How Nerdy Newt Gingrich broke politics forever through C-SPAN...he pioneered Trump-style politics

basquebromance

Diamond Member
Nov 26, 2015
109,396
27,002
2,220
“Happy 40th birthday, C-SPAN. We need you more than ever,” writesThe Washington Post

Gingrich says the nation owes C-SPAN “a big vote of gratitude for empowering citizenship in the television age,” while the liberal journalist Josh Marshall, who agrees with Gingrich on little else, says it “is one of the few, unmitigated pluses in the modern media world.”

Anytime so many people agree about something, there’s usually reason for suspicion.

the secret is politicians love C-SPAN for the opportunity to grandstand.

What if C-SPAN is not an anachronism, but an author of today’s political chaos?

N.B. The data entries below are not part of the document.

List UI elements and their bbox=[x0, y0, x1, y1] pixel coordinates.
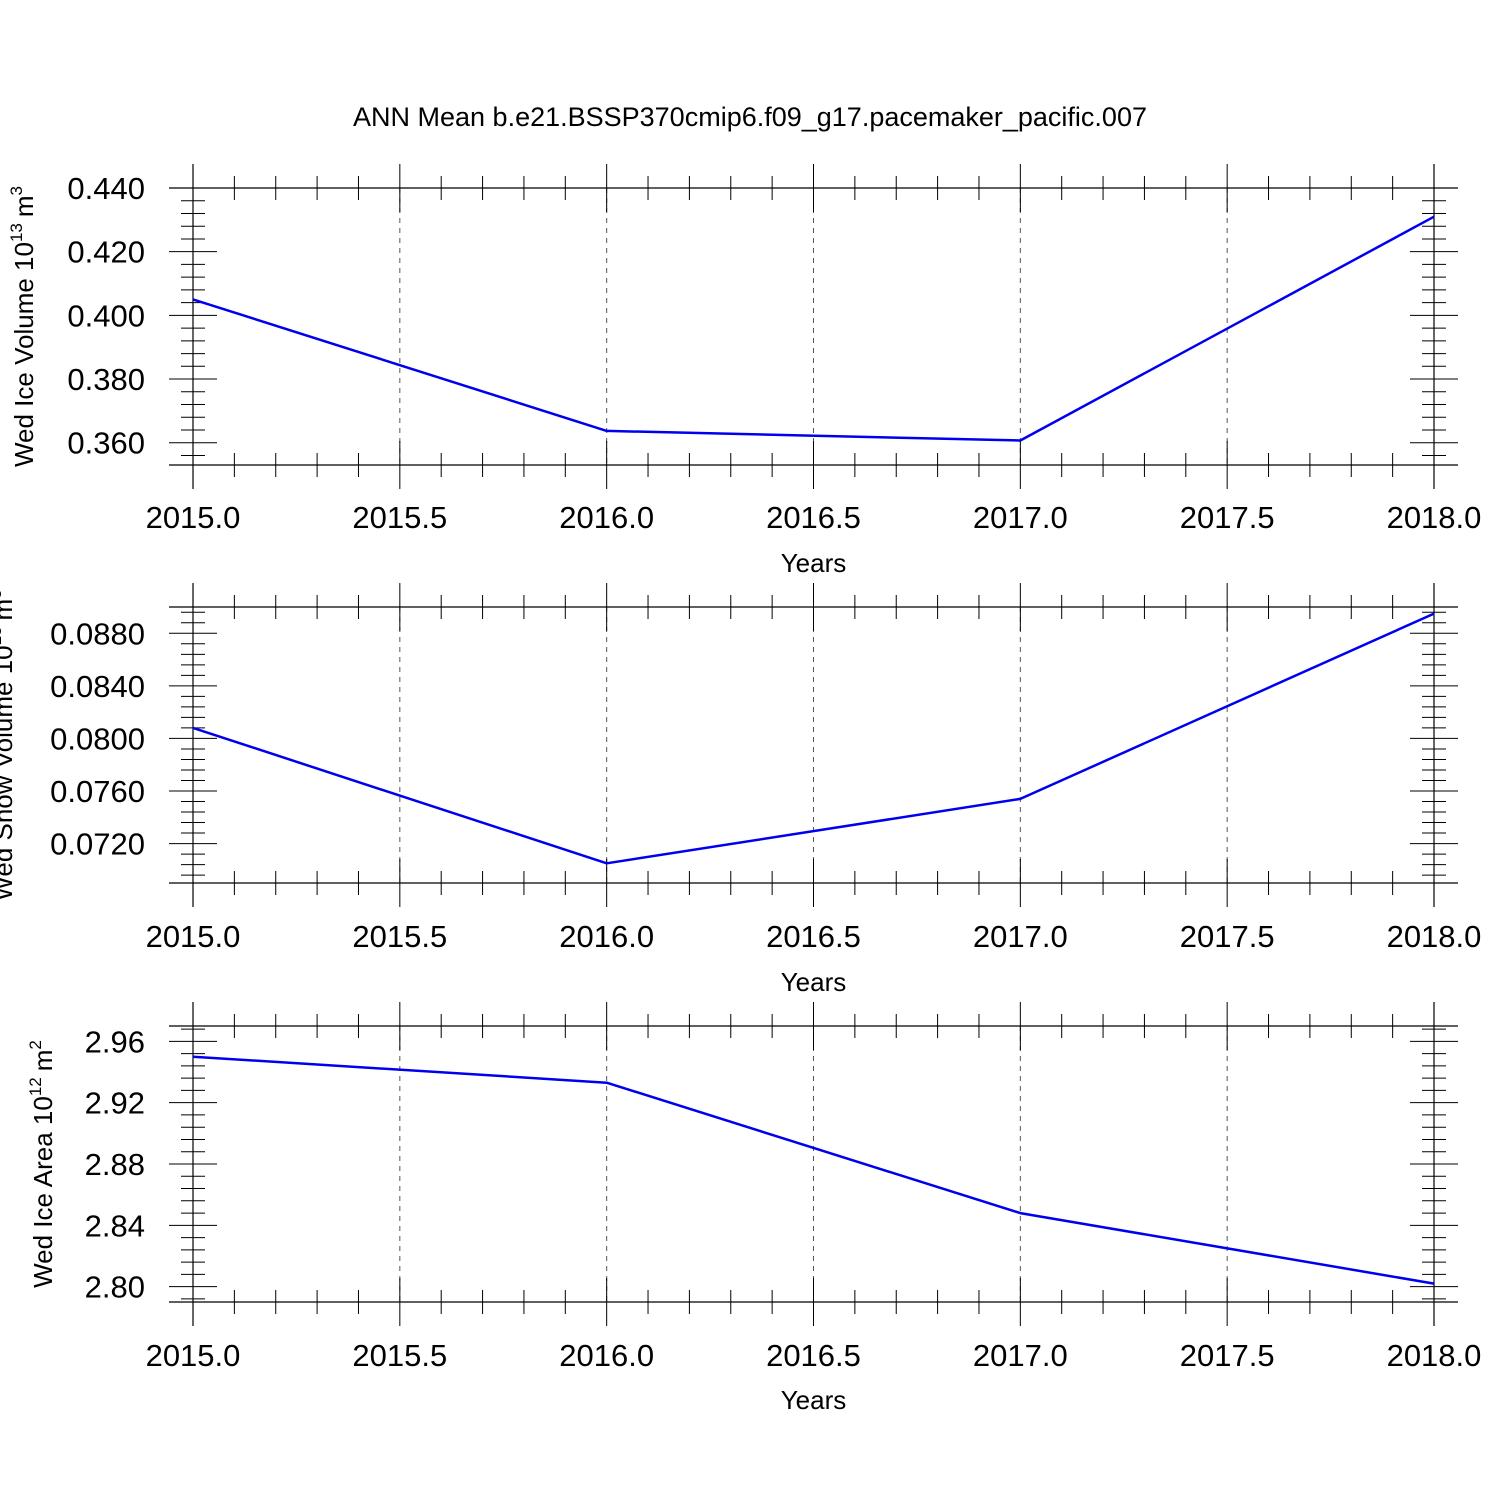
x-tick-label: 2015.0 bbox=[146, 1338, 241, 1373]
y-tick-label: 2.88 bbox=[85, 1147, 145, 1182]
x-tick-label: 2016.0 bbox=[559, 919, 654, 954]
x-tick-label: 2015.0 bbox=[146, 500, 241, 535]
y-tick-label: 2.96 bbox=[85, 1024, 145, 1059]
series-line-1 bbox=[192, 1055, 1435, 1285]
x-axis-title: Years bbox=[781, 1385, 847, 1415]
x-tick-label: 2016.5 bbox=[766, 500, 861, 535]
y-axis-title-exponent: 12 bbox=[26, 1077, 45, 1096]
chart-panel-1: 2015.0 2015.5 2016.0 2016.5 2017.0 2017.5 2018… bbox=[7, 164, 1481, 578]
y-axis-title-text: Wed Snow Volume 10 bbox=[0, 645, 18, 900]
y-tick-label: 2.92 bbox=[85, 1086, 145, 1121]
y-axis-title-unit-exponent: 3 bbox=[0, 589, 5, 598]
y-axis-title-unit: m bbox=[9, 195, 39, 217]
x-tick-label: 2017.0 bbox=[973, 919, 1068, 954]
y-axis-title-unit-exponent: 3 bbox=[7, 186, 26, 195]
x-tick-label: 2016.0 bbox=[559, 1338, 654, 1373]
x-tick-label: 2018.0 bbox=[1387, 500, 1482, 535]
x-tick-label: 2018.0 bbox=[1387, 919, 1482, 954]
chart-panel-2: 2015.0 2015.5 2016.0 2016.5 2017.0 2017.5 2018… bbox=[0, 583, 1481, 997]
x-tick-label: 2015.0 bbox=[146, 919, 241, 954]
series-line-1 bbox=[192, 612, 1435, 865]
panels: 2015.0 2015.5 2016.0 2016.5 2017.0 2017.5 2018… bbox=[0, 164, 1481, 1415]
x-tick-label: 2017.0 bbox=[973, 500, 1068, 535]
x-axis-title: Years bbox=[781, 967, 847, 997]
y-tick-label: 0.440 bbox=[67, 171, 145, 206]
y-tick-label: 0.0800 bbox=[50, 721, 145, 756]
x-tick-label: 2016.5 bbox=[766, 919, 861, 954]
x-tick-label: 2015.5 bbox=[352, 500, 447, 535]
y-axis-title-unit: m bbox=[0, 599, 18, 621]
x-tick-label: 2016.0 bbox=[559, 500, 654, 535]
y-tick-label: 0.360 bbox=[67, 426, 145, 461]
x-tick-label: 2015.5 bbox=[352, 919, 447, 954]
y-tick-label: 0.0720 bbox=[50, 827, 145, 862]
y-axis-title-exponent: 13 bbox=[0, 626, 5, 645]
y-tick-label: 0.380 bbox=[67, 362, 145, 397]
x-tick-label: 2017.5 bbox=[1180, 919, 1275, 954]
y-tick-label: 0.0880 bbox=[50, 616, 145, 651]
x-tick-label: 2016.5 bbox=[766, 1338, 861, 1373]
x-tick-label: 2018.0 bbox=[1387, 1338, 1482, 1373]
y-tick-label: 0.0760 bbox=[50, 774, 145, 809]
x-axis-title: Years bbox=[781, 548, 847, 578]
y-tick-label: 0.0840 bbox=[50, 669, 145, 704]
series-line-1 bbox=[192, 215, 1435, 442]
x-tick-label: 2017.5 bbox=[1180, 500, 1275, 535]
y-tick-label: 0.420 bbox=[67, 235, 145, 270]
chart-panel-3: 2015.0 2015.5 2016.0 2016.5 2017.0 2017.5 2018… bbox=[26, 1002, 1481, 1415]
y-axis-title-text: Wed Ice Volume 10 bbox=[9, 242, 39, 467]
y-axis-title: Wed Ice Volume 1013 m3 bbox=[7, 186, 39, 467]
figure-title: ANN Mean b.e21.BSSP370cmip6.f09_g17.pace… bbox=[353, 102, 1147, 132]
x-tick-label: 2017.0 bbox=[973, 1338, 1068, 1373]
x-tick-label: 2017.5 bbox=[1180, 1338, 1275, 1373]
y-tick-label: 2.80 bbox=[85, 1270, 145, 1305]
y-axis-title-text: Wed Ice Area 10 bbox=[28, 1096, 58, 1288]
y-axis-title-exponent: 13 bbox=[7, 223, 26, 242]
y-tick-label: 0.400 bbox=[67, 298, 145, 333]
y-axis-title: Wed Snow Volume 1013 m3 bbox=[0, 589, 18, 900]
y-axis-title: Wed Ice Area 1012 m2 bbox=[26, 1040, 58, 1288]
y-axis-title-unit-exponent: 2 bbox=[26, 1040, 45, 1049]
y-tick-label: 2.84 bbox=[85, 1208, 145, 1243]
y-axis-title-unit: m bbox=[28, 1050, 58, 1072]
x-tick-label: 2015.5 bbox=[352, 1338, 447, 1373]
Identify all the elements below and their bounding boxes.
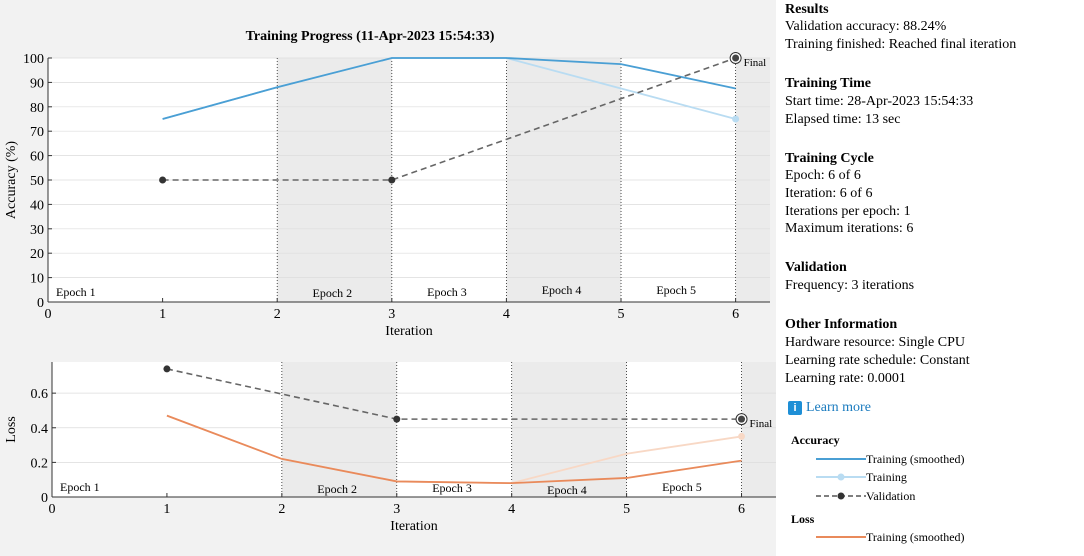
legend-acc-training-swatch (816, 473, 866, 481)
loss-epoch-label: Epoch 5 (662, 480, 702, 494)
validation-frequency-text: Frequency: 3 iterations (785, 278, 915, 293)
accuracy-y-tick-label: 60 (30, 150, 44, 165)
loss-y-axis-label: Loss (4, 416, 19, 442)
loss-x-tick-label: 6 (738, 502, 745, 517)
legend-loss-title: Loss (791, 512, 815, 526)
accuracy-y-tick-label: 0 (37, 296, 44, 311)
loss-y-tick-label: 0.4 (31, 422, 49, 437)
loss-epoch-band (741, 362, 776, 497)
accuracy-y-axis-label: Accuracy (%) (4, 141, 19, 219)
loss-series-training-smoothed (166, 414, 742, 485)
loss-chart: Epoch 1 Epoch 2 Epoch 3 Epoch 4 Epoch 5 0 0.2 0… (4, 362, 776, 534)
accuracy-x-tick-label: 0 (45, 307, 52, 322)
epoch-text: Epoch: 6 of 6 (785, 168, 861, 183)
accuracy-validation-point (388, 176, 396, 184)
accuracy-y-tick-label: 90 (30, 76, 44, 91)
loss-y-tick-label: 0.2 (31, 456, 49, 471)
accuracy-y-tick-label: 20 (30, 247, 44, 262)
info-icon: i (788, 401, 802, 415)
accuracy-x-tick-label: 5 (618, 307, 625, 322)
info-panel: Results Validation accuracy: 88.24% Trai… (776, 0, 1084, 556)
loss-x-tick-label: 5 (623, 502, 630, 517)
iteration-text: Iteration: 6 of 6 (785, 186, 873, 201)
other-information-title: Other Information (785, 317, 898, 332)
loss-epoch-label: Epoch 1 (60, 480, 100, 494)
loss-validation-point (738, 415, 746, 423)
accuracy-training-point (732, 115, 740, 123)
training-cycle-title: Training Cycle (785, 151, 874, 166)
accuracy-y-tick-label: 40 (30, 198, 44, 213)
elapsed-time-text: Elapsed time: 13 sec (785, 112, 901, 127)
loss-validation-point (393, 415, 401, 423)
accuracy-validation-point (732, 54, 740, 62)
accuracy-y-tick-label: 50 (30, 174, 44, 189)
accuracy-x-tick-label: 4 (503, 307, 510, 322)
loss-epoch-band (511, 362, 627, 497)
iterations-per-epoch-text: Iterations per epoch: 1 (785, 204, 911, 219)
validation-accuracy-text: Validation accuracy: 88.24% (785, 19, 947, 34)
training-time-title: Training Time (785, 76, 871, 91)
accuracy-chart: Epoch 1 Epoch 2 Epoch 3 Epoch 4 Epoch 501020… (4, 29, 770, 339)
legend-acc-smoothed-swatch (816, 458, 866, 460)
legend-loss-smoothed-label: Training (smoothed) (866, 530, 965, 544)
loss-validation-point (163, 365, 171, 373)
loss-epoch-label: Epoch 4 (547, 483, 587, 497)
accuracy-epoch-label: Epoch 5 (656, 283, 696, 297)
loss-x-tick-label: 2 (278, 502, 285, 517)
legend-loss-smoothed-swatch (816, 536, 866, 538)
loss-epoch-label: Epoch 3 (432, 481, 472, 495)
accuracy-epoch-label: Epoch 2 (313, 286, 353, 300)
accuracy-x-axis-label: Iteration (385, 324, 432, 339)
training-plots: Epoch 1 Epoch 2 Epoch 3 Epoch 4 Epoch 501020… (4, 29, 776, 534)
accuracy-final-label: Final (744, 57, 767, 69)
loss-epoch-label: Epoch 2 (317, 482, 357, 496)
legend-validation-label: Validation (866, 489, 916, 503)
legend-acc-smoothed-label: Training (smoothed) (866, 452, 965, 466)
loss-y-tick-label: 0.6 (31, 387, 49, 402)
accuracy-epoch-label: Epoch 4 (542, 283, 582, 297)
legend-accuracy-title: Accuracy (791, 433, 840, 447)
accuracy-epoch-label: Epoch 1 (56, 285, 96, 299)
loss-x-axis-label: Iteration (390, 519, 437, 534)
accuracy-epoch-label: Epoch 3 (427, 285, 467, 299)
legend-validation-swatch (816, 492, 866, 500)
accuracy-validation-point (159, 176, 167, 184)
legend: Accuracy Training (smoothed) Training Va… (782, 425, 972, 552)
accuracy-y-tick-label: 100 (23, 52, 44, 67)
maximum-iterations-text: Maximum iterations: 6 (785, 221, 914, 236)
learning-rate-schedule-text: Learning rate schedule: Constant (785, 353, 970, 368)
start-time-text: Start time: 28-Apr-2023 15:54:33 (785, 94, 974, 109)
accuracy-y-tick-label: 80 (30, 101, 44, 116)
loss-x-tick-label: 4 (508, 502, 515, 517)
accuracy-x-tick-label: 3 (388, 307, 395, 322)
accuracy-x-tick-label: 2 (274, 307, 281, 322)
validation-title: Validation (785, 260, 847, 275)
loss-training-point (738, 432, 746, 440)
loss-x-tick-label: 1 (163, 502, 170, 517)
training-finished-text: Training finished: Reached final iterati… (785, 37, 1017, 52)
legend-acc-training-label: Training (866, 470, 907, 484)
loss-final-label: Final (750, 418, 773, 430)
accuracy-y-tick-label: 30 (30, 223, 44, 238)
accuracy-series-training-smoothed (162, 57, 736, 120)
accuracy-x-tick-label: 1 (159, 307, 166, 322)
accuracy-y-tick-label: 10 (30, 272, 44, 287)
loss-epoch-band (281, 362, 397, 497)
accuracy-x-tick-label: 6 (732, 307, 739, 322)
learn-more-link[interactable]: i Learn more (788, 400, 871, 416)
loss-x-tick-label: 3 (393, 502, 400, 517)
learning-rate-text: Learning rate: 0.0001 (785, 371, 906, 386)
results-title: Results (785, 2, 829, 17)
accuracy-y-tick-label: 70 (30, 125, 44, 140)
loss-x-tick-label: 0 (49, 502, 56, 517)
loss-y-tick-label: 0 (41, 491, 48, 506)
accuracy-title: Training Progress (11-Apr-2023 15:54:33) (246, 29, 495, 44)
learn-more-label: Learn more (806, 400, 871, 415)
accuracy-series-validation (162, 57, 736, 181)
hardware-resource-text: Hardware resource: Single CPU (785, 335, 966, 350)
loss-plot-area (52, 362, 776, 497)
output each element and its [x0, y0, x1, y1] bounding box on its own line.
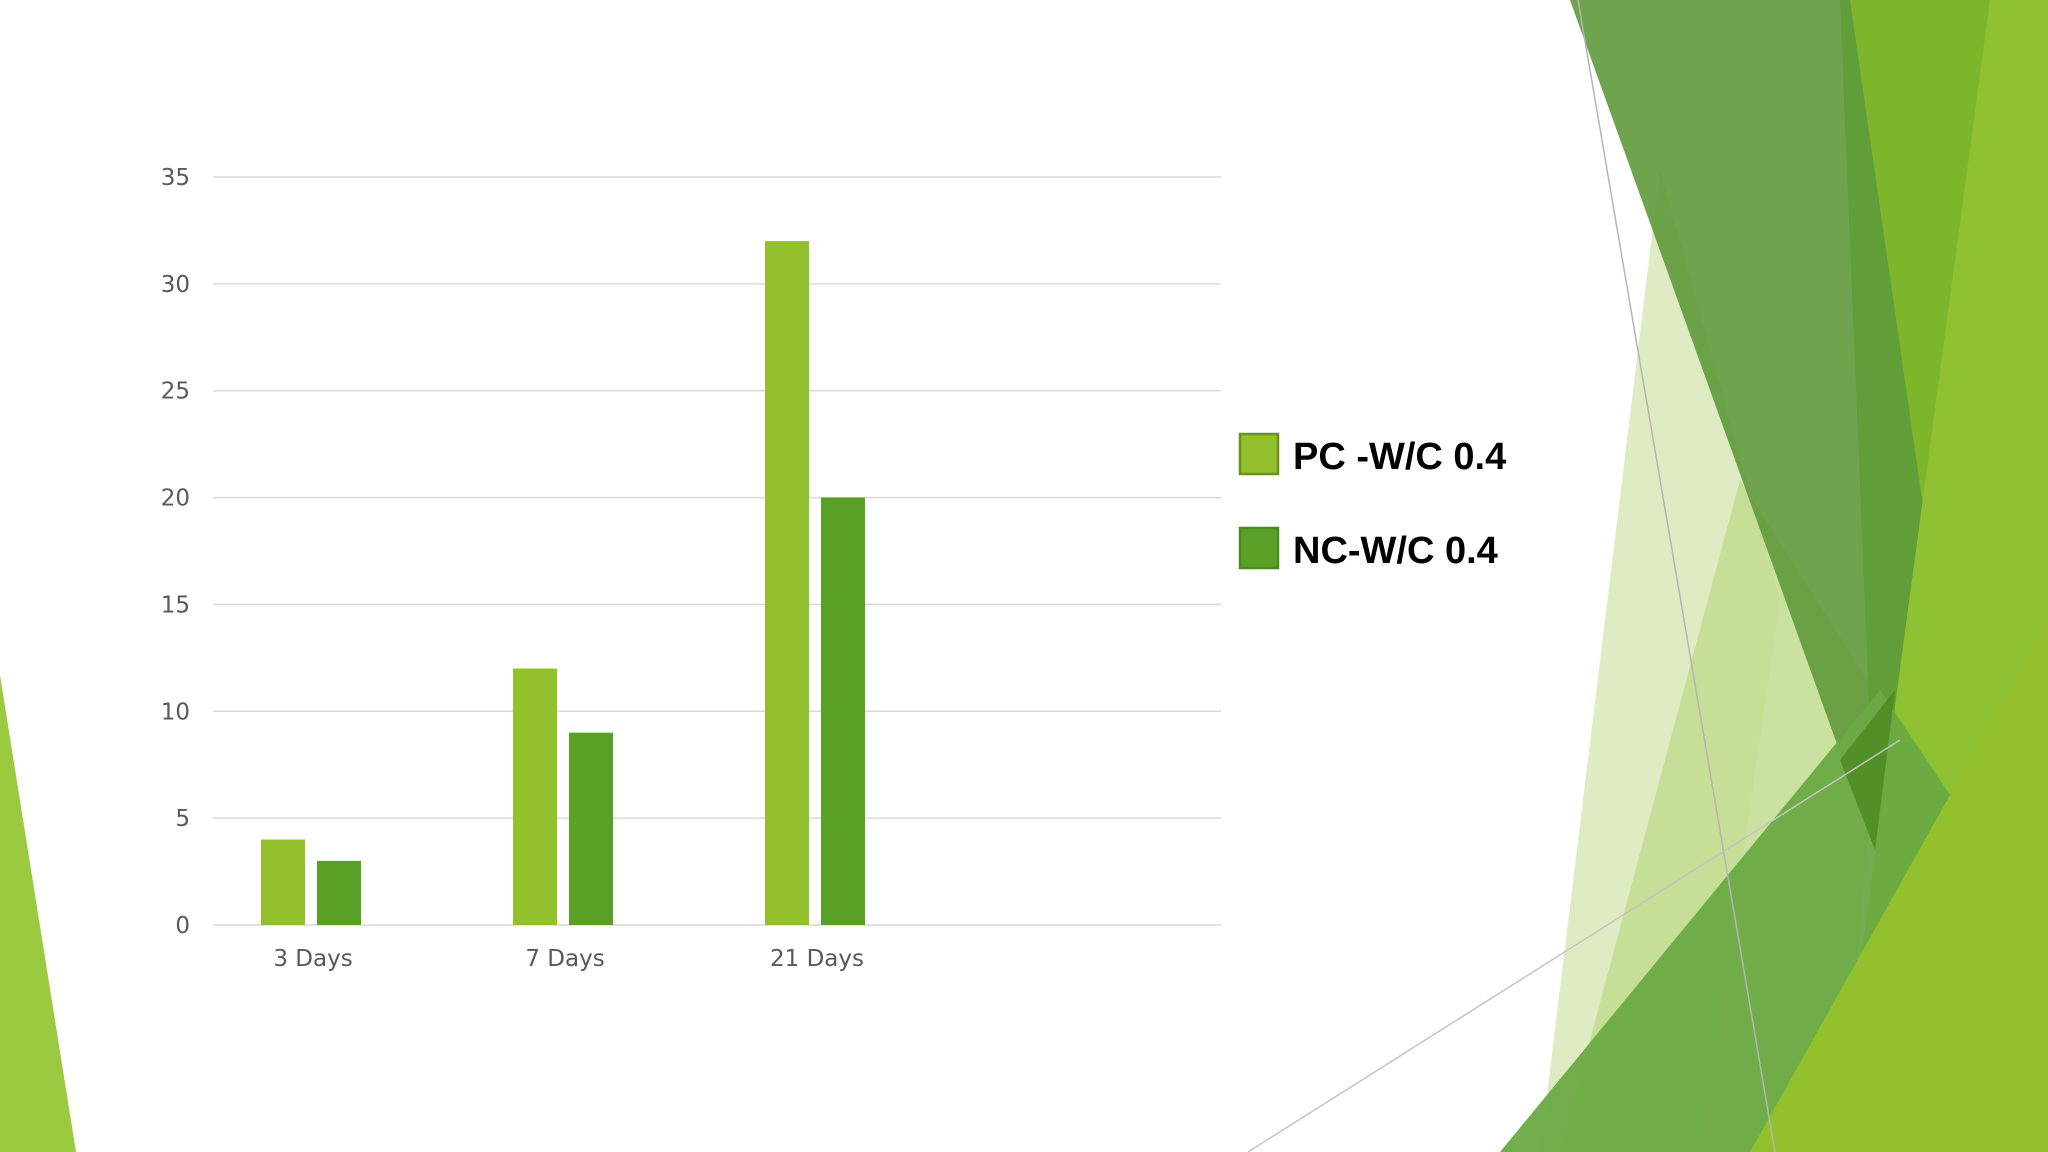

"The House, which limits the length of debate over legislation, has a rule allowing so-called special orders—permission to give lengthy speeches at the end of each legislative day. These have long been a means by which congressmen could read into the Congressional Record various matters of importance to their constituents, usually matters of trivia. But Gingrich, concerned less with the Record than with the potential television audience, began to use special orders regularly as his platform for advancing ideas and, especially, for attacking the Democratic majority."

Once, in 1984, Tip O’Neill, annoyed at Gingrich, had cameras pan to show that no one was listening to some stem-winder.

When the public doesn’t think of its institutions as formative but as performative—when the presidency and Congress are just stages for individual performance art … they become harder to trust.